Marc Ratner is an American entrepreneur who is the current Vice President of Regulatory Affairs with the Ultimate Fighting Championship. Formerly, he was the executive director of the Nevada State Athletic Commission.

==Background==
Ratner was born in Phoenix, Arizona, but grew up in Las Vegas, Nevada. He graduated from University of Nevada, Reno with bachelor's degree in business management.

==Career==
After graduating, Ratner joined the Nevada Athletic Commission in 1985. He became the Chief Inspector of the Nevada athletic commission in 1987 and executive director in 1992. Ratner left the Nevada Athletic Commission and joined the UFC as its vice president for regulatory affairs on May 15, 2006.

During his tenure in the UFC, Ratner has been active in getting the sport legislated in all of the states in the United States and also abroad.

==Accolades==
He is a member of the International Boxing Hall of Fame, and was inducted into the Nevada Boxing Hall of Fame in 2012 as part of the organization's inaugural class of inductees. He is also the current commissioner and 50 year member of the Southern Nevada Officials Association.

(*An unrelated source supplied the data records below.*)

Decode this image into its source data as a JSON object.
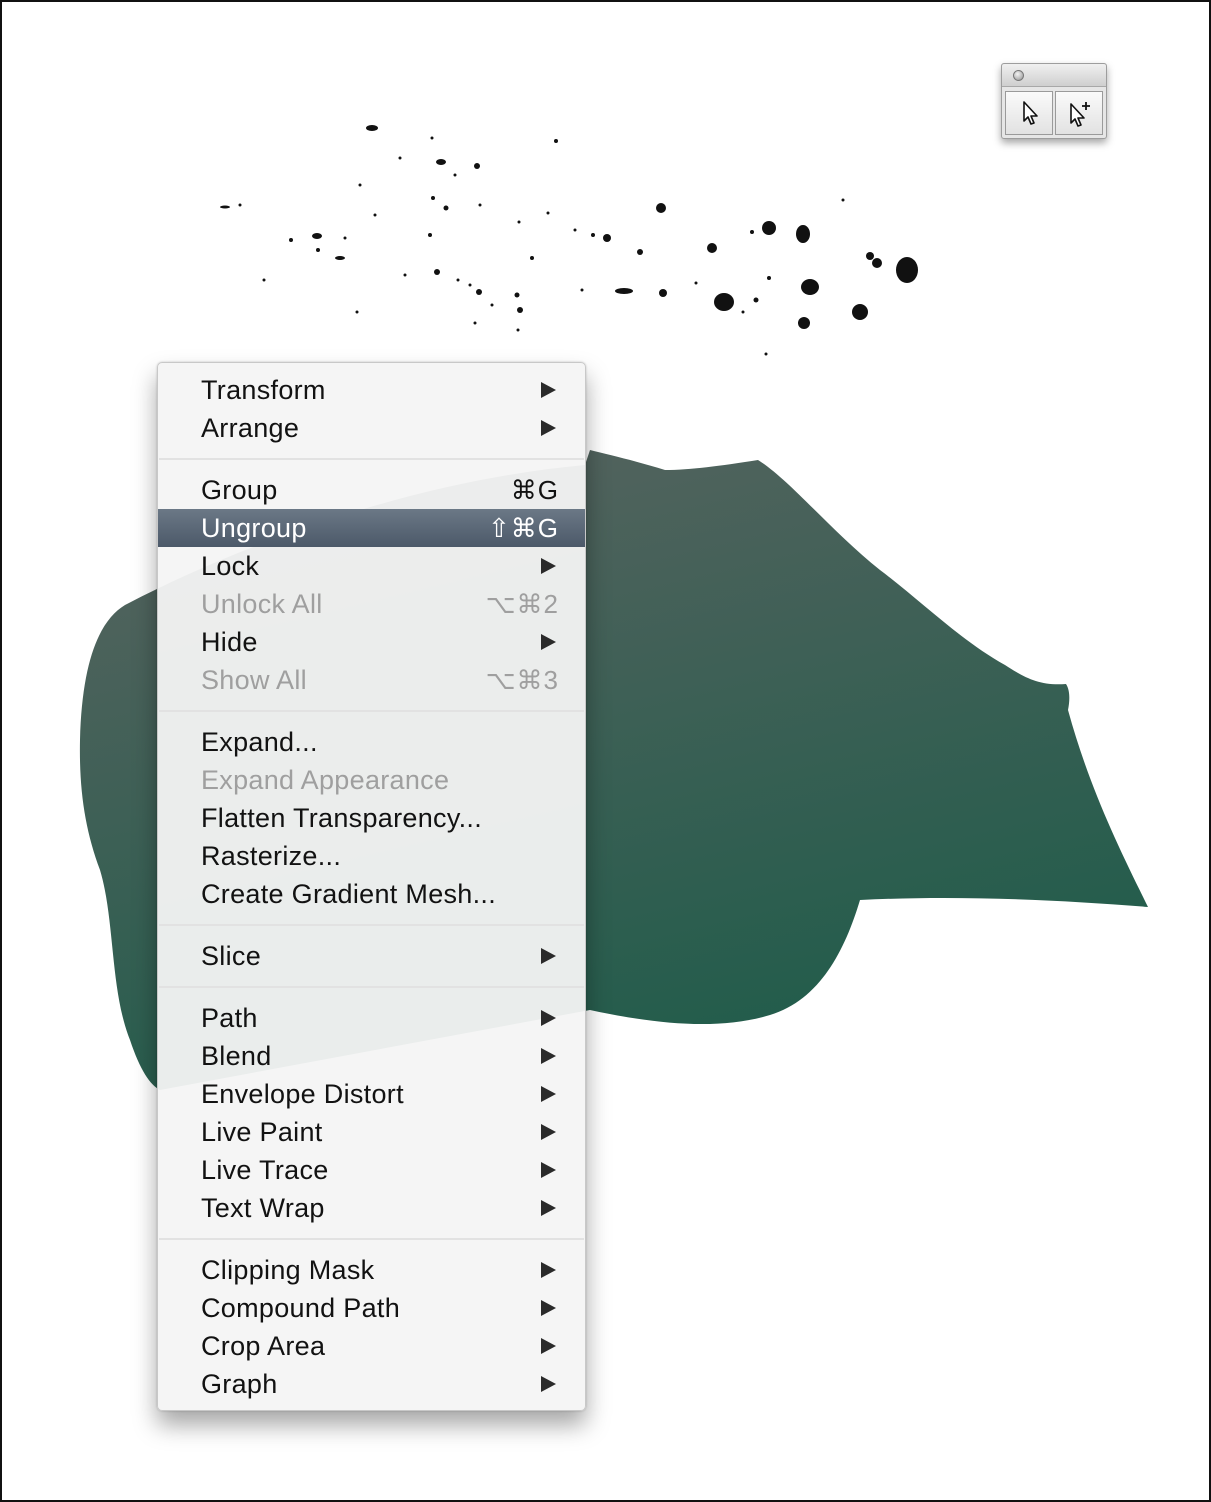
{
  "palette": {
    "tools": [
      {
        "icon": "direct-selection-arrow-icon"
      },
      {
        "icon": "group-selection-arrow-icon"
      }
    ]
  },
  "canvas": {
    "shape_colors": [
      "#4e6660",
      "#1f5c4a"
    ],
    "splatter_color": "#111111"
  },
  "menu": {
    "sections": [
      [
        {
          "label": "Transform",
          "submenu": true
        },
        {
          "label": "Arrange",
          "submenu": true
        }
      ],
      [
        {
          "label": "Group",
          "shortcut": "⌘G"
        },
        {
          "label": "Ungroup",
          "shortcut": "⇧⌘G",
          "selected": true
        },
        {
          "label": "Lock",
          "submenu": true
        },
        {
          "label": "Unlock All",
          "shortcut": "⌥⌘2",
          "disabled": true
        },
        {
          "label": "Hide",
          "submenu": true
        },
        {
          "label": "Show All",
          "shortcut": "⌥⌘3",
          "disabled": true
        }
      ],
      [
        {
          "label": "Expand..."
        },
        {
          "label": "Expand Appearance",
          "disabled": true
        },
        {
          "label": "Flatten Transparency..."
        },
        {
          "label": "Rasterize..."
        },
        {
          "label": "Create Gradient Mesh..."
        }
      ],
      [
        {
          "label": "Slice",
          "submenu": true
        }
      ],
      [
        {
          "label": "Path",
          "submenu": true
        },
        {
          "label": "Blend",
          "submenu": true
        },
        {
          "label": "Envelope Distort",
          "submenu": true
        },
        {
          "label": "Live Paint",
          "submenu": true
        },
        {
          "label": "Live Trace",
          "submenu": true
        },
        {
          "label": "Text Wrap",
          "submenu": true
        }
      ],
      [
        {
          "label": "Clipping Mask",
          "submenu": true
        },
        {
          "label": "Compound Path",
          "submenu": true
        },
        {
          "label": "Crop Area",
          "submenu": true
        },
        {
          "label": "Graph",
          "submenu": true
        }
      ]
    ]
  }
}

Mark Ratner became a member of the UFC Hall Of Fame on November 21, 2020.

==Personal life==
Ratner and his wife Jody have two children.

==See also==
- Ultimate Fighting Championship
- Frank Fertitta III (Co-owner of Zuffa, LLC)
- Lorenzo Fertitta (Chairman, CEO, & co-owner of Zuffa, LLC)
- Dana White (President of UFC)
- Chuck Liddell (former UFC Vice President of Business Development & former UFC Light-Heavyweight Champion)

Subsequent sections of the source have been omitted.